À coeur ouvert 14 mars 2018

Quand la maladie nous oblige à nous choisir

Vous êtes-vous déjà demandé ce que vous feriez si, soudainement, on vous apprenait que vous étiez gravement malade? Est-ce que vous penseriez à vous, à votre guérison ou uniquement à votre ferme?

Vous le savez, l’entreprise est régulièrement au sommet des priorités de l’agriculteur. Cette semaine, nous présentons le témoignage d’un producteur de lait qui a toujours fait passer ses vaches avant lui, jusqu’au jour où le cancer l’a obligé à se placer au premier rang de ses priorités.

coeur_ouvertCependant, cela ne s’est pas fait instantanément à l’annonce du diagnostic de cancer à l’estomac. Non, ce n’est pas pour lui qu’il s’est d’abord inquiété. Il n’a même pas posé de questions au médecin sur ce qui allait lui arriver, le genre de traitements, ni le pronostic. « Qu’est-ce que je vais faire avec les vaches et la ferme? » Voilà ce pour quoi il s’en faisait. C’est ce qui était le plus stressant pour lui. « Moi, c’était secondaire », dit-il. Il s’oubliait, même dans la maladie. « Ça n’a pas de bon sens. Je n’ai même pas pensé à moi », confie-t-il maintenant avec du recul.

La chimio qui réveille

C’est lorsqu’on lui a parlé de traitements de chimiothérapie qu’il a commencé à réaliser ce qui lui arrivait. Lui qui s’était toujours occupé seul de sa ferme devait trouver un employé pour le remplacer. Pendant les traitements, il n’a guère eu l’énergie pour ruminer ni stresser. Par contre, après ceux-ci, il s’est mis à se questionner et à être inquiet. Il raconte : « Comme j’étais habitué à tout faire par moi-même et que je ne suis pas du genre à déléguer facilement mes affaires, ça venait trop me chercher. Je ne pouvais pas gérer mon entreprise de A à Z. Je trouvais ça de plus en plus difficile de ne pas être là. Je me sentais coupable de ne pas faire mon ouvrage. » Il était incapable de lâcher prise. Une troisième opération en quelques mois et la perspective d’autres traitements de chimio l’ont finalement obligé à penser à lui. Mais « ce n’est pas évident quand ta vie a toujours été centrée sur le travail, sept jours sur sept ».

Il a vendu son troupeau, la décision la plus difficile de sa vie, et a mis son quota en location pour deux ans. Maintenant, il profite de la vie. Il prend le temps de réfléchir à l’avenir. Il a compris qu’il pouvait se choisir d’abord et avant tout. « Ce gros bouleversement m’a finalement fait réaliser que je n’avais jamais vraiment pensé à moi. Avant, je vivais seulement pour l’entreprise. Aujourd’hui, je vis pour moi! Je m’ennuie parfois de la ferme, mais ce n’est pas majeur. J’étais sans doute rendu là sans le savoir. »
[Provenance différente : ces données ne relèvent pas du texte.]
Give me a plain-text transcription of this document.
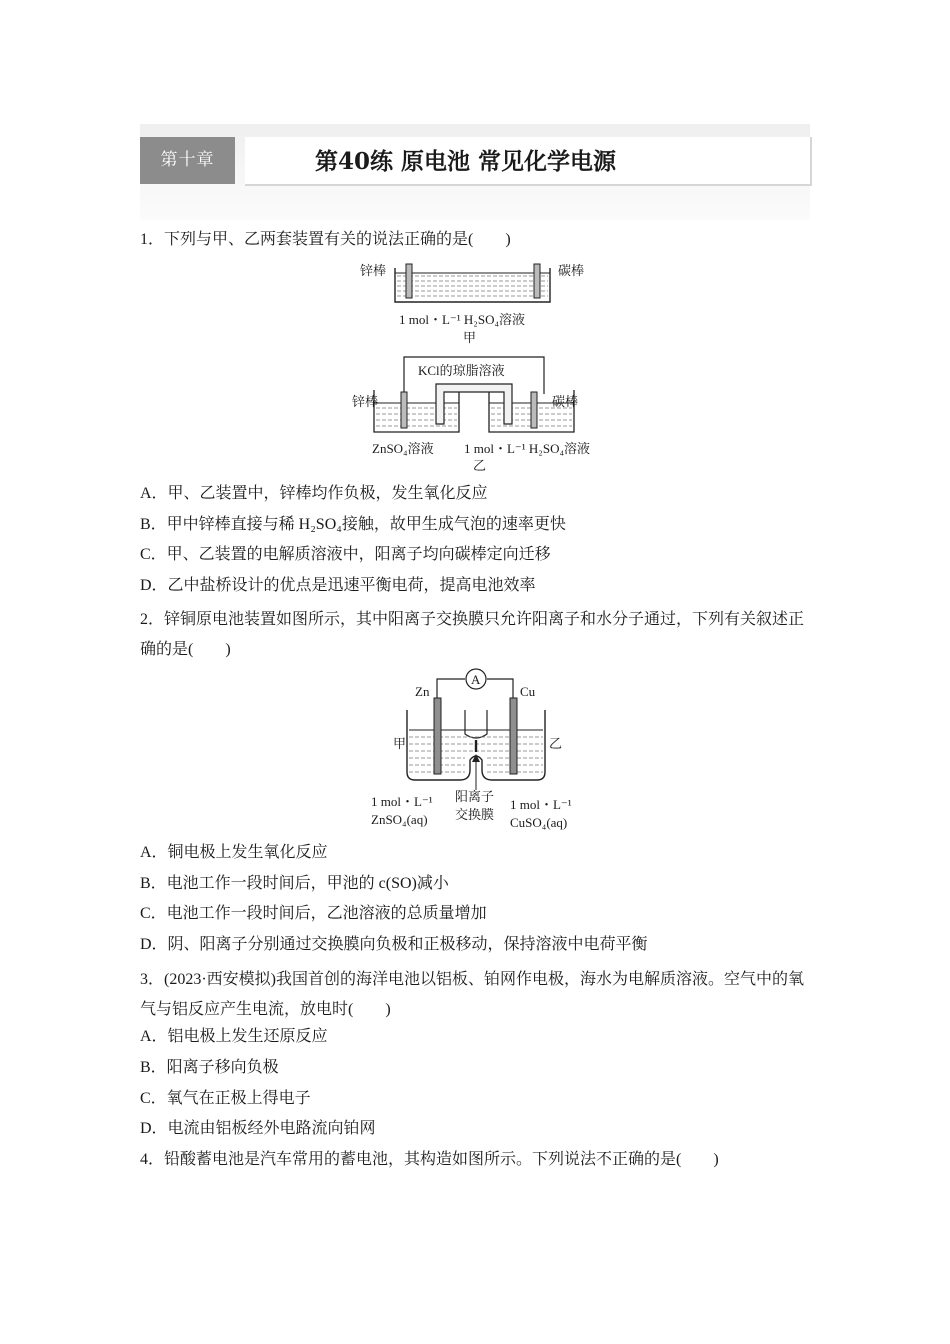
第十章	第40练 原电池 常见化学电源
1．下列与甲、乙两套装置有关的说法正确的是(　　)
锌棒	碳棒
1 mol・L⁻¹ H₂SO₄溶液
甲
KCl的琼脂溶液
锌棒	碳棒
ZnSO₄溶液 1 mol・L⁻¹ H₂SO₄溶液
乙
A．甲、乙装置中，锌棒均作负极，发生氧化反应
B．甲中锌棒直接与稀 H₂SO₄接触，故甲生成气泡的速率更快
C．甲、乙装置的电解质溶液中，阳离子均向碳棒定向迁移
D．乙中盐桥设计的优点是迅速平衡电荷，提高电池效率
2．锌铜原电池装置如图所示，其中阳离子交换膜只允许阳离子和水分子通过，下列有关叙述正确的是(　　)
A
Zn	Cu
甲	乙
1 mol・L⁻¹
ZnSO₄(aq)
阳离子
交换膜
1 mol・L⁻¹
CuSO₄(aq)
A．铜电极上发生氧化反应
B．电池工作一段时间后，甲池的 c(SO)减小
C．电池工作一段时间后，乙池溶液的总质量增加
D．阴、阳离子分别通过交换膜向负极和正极移动，保持溶液中电荷平衡
3．(2023·西安模拟)我国首创的海洋电池以铝板、铂网作电极，海水为电解质溶液。空气中的氧气与铝反应产生电流，放电时(　　)
A．铝电极上发生还原反应
B．阳离子移向负极
C．氧气在正极上得电子
D．电流由铝板经外电路流向铂网
4．铅酸蓄电池是汽车常用的蓄电池，其构造如图所示。下列说法不正确的是(　　)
Durant cette période de fortes turbulences, il a vécu de vives émotions. Lui qui n’avait jamais souffert d’insomnie ne parvenait plus à dormir et était vraiment stressé. C’est alors qu’il a fait appel à une travailleuse de rang pour l’aider à traverser les étapes plus difficiles, telles que des annonces qu’il n’arrivait pas à faire et la vente du troupeau dont il n’avait pas la force de s’occuper. Il confie que durant toute cette période tumultueuse, il n’y a que de bonnes personnes qui ont été mises sur son chemin, et qu’aucun producteur agricole ne devrait se priver des services d’un travailleur de rang.